In Maryland, courts have limited the Fourth Amendment “seizure” protections of an individual are limited to the initial arrest. Therefore, if the injuries occurred before or during the initial arrest, a judge could determine that the seizure and the force used during that seizure was not “objectively reasonable” based on the totality of the circumstances under the fourth amendment. This would strengthen the Gray family claim against the Baltimore Police Department. However, if the injuries were sustained after the arrest, the judge would have to conclude that force was applied “maliciously and sadistically” for the purpose of causing unnecessary and wanton pain and suffering under the Due Process Clause of the 14th Amendment. This would be much, much more difficult for the Gray family to prove.
Gray‘s family may also argue that Gray’s rights were violated under the Eighth Amendment prohibition against “cruel and unusual punishment”. Under this theory, the Gray family would have to prove that the police are civilly liable for his death because they failed to provide necessary medical treatment to Gray while he was in their care and custody during the delayed transport to the police station.

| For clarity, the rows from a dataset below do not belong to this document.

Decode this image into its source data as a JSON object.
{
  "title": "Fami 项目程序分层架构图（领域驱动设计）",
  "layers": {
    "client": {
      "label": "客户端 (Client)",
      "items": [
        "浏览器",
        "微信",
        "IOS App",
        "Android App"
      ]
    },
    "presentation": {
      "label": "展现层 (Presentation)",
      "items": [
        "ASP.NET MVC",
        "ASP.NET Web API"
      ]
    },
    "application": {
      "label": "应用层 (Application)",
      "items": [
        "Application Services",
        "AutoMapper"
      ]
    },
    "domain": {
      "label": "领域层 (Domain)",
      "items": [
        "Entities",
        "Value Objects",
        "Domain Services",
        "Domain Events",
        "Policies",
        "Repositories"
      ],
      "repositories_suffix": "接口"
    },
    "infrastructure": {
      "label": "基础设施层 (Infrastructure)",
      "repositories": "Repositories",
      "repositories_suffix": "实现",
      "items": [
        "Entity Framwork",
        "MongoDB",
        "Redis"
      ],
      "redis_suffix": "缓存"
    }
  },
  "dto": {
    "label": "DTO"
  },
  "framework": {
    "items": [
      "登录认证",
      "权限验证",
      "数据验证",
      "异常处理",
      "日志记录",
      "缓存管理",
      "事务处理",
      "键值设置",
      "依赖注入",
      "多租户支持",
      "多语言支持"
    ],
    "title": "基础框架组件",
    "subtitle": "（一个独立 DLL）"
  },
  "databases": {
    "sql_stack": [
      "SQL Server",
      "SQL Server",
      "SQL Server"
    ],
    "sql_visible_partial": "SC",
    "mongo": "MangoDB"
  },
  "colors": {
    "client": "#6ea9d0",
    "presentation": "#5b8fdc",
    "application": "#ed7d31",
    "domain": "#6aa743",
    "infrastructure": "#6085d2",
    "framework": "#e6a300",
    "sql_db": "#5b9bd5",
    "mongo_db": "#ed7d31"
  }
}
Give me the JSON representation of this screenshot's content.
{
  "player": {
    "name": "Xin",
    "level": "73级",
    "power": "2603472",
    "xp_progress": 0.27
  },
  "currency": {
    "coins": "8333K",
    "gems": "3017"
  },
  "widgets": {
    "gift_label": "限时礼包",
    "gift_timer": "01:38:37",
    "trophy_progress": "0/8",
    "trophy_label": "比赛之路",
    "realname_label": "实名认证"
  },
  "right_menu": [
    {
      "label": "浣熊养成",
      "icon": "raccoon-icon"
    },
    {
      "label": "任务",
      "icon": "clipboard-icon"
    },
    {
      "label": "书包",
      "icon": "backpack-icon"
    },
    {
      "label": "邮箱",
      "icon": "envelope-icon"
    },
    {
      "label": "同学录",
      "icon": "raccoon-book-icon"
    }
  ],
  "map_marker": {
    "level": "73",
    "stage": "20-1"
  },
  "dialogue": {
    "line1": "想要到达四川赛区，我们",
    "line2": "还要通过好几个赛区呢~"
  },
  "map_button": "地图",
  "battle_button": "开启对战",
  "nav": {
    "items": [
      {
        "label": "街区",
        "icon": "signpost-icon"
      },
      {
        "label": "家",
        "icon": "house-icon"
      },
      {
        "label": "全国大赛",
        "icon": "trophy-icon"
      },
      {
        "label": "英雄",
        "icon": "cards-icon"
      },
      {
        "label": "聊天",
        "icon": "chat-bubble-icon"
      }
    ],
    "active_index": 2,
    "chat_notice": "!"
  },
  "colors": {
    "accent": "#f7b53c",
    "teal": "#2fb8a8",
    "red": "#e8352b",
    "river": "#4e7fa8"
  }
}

What is the likely outcome of a lawsuit? Juries can be unpredictable and there is never any guarantee of a big jury award. However, unlike some recent cases that have made headlines, Baltimore officers have not argued that that they acted in self-defense. Instead they seem unable to offer any explanation as to how Gray sustained his fatal injuries while in police custody. Although the city of Baltimore has paid out settlements and judgments totaling $5.7 million since 2011, those funds have been paid out on several individual lawsuits as documented in a recent Baltimore Sun article.
The Local Government Tort Claims Act (LGTCA) caps damages against local government at $200,000 per claim. Jerriel Lyles, a Baltimore resident, successfully sued Baltimore Police for an assault which occurred in January 2009. A jury awarded Mr. Lyles $500.000 which the court quickly reduced to $200,000 to comply with the LGTCA. Even if the family prevails in a lawsuit against Baltimore Police, their damages will likely be limited by the LGTCA and it will be the Baltimore tax payers that foot the bill. As for the police involved, individual reprimand or termination is rare, even where a lawsuit has either settled or the victim has prevailed in their lawsuit against the officer. Unfortunately, the likely outcome of a lawsuit is that any jury award will not adequately compensate the victims due to the LGTCA, the officers involved probably won’t be successfully prosecuted or even have their employment with the Police Department terminated, and as a result, the system will not change.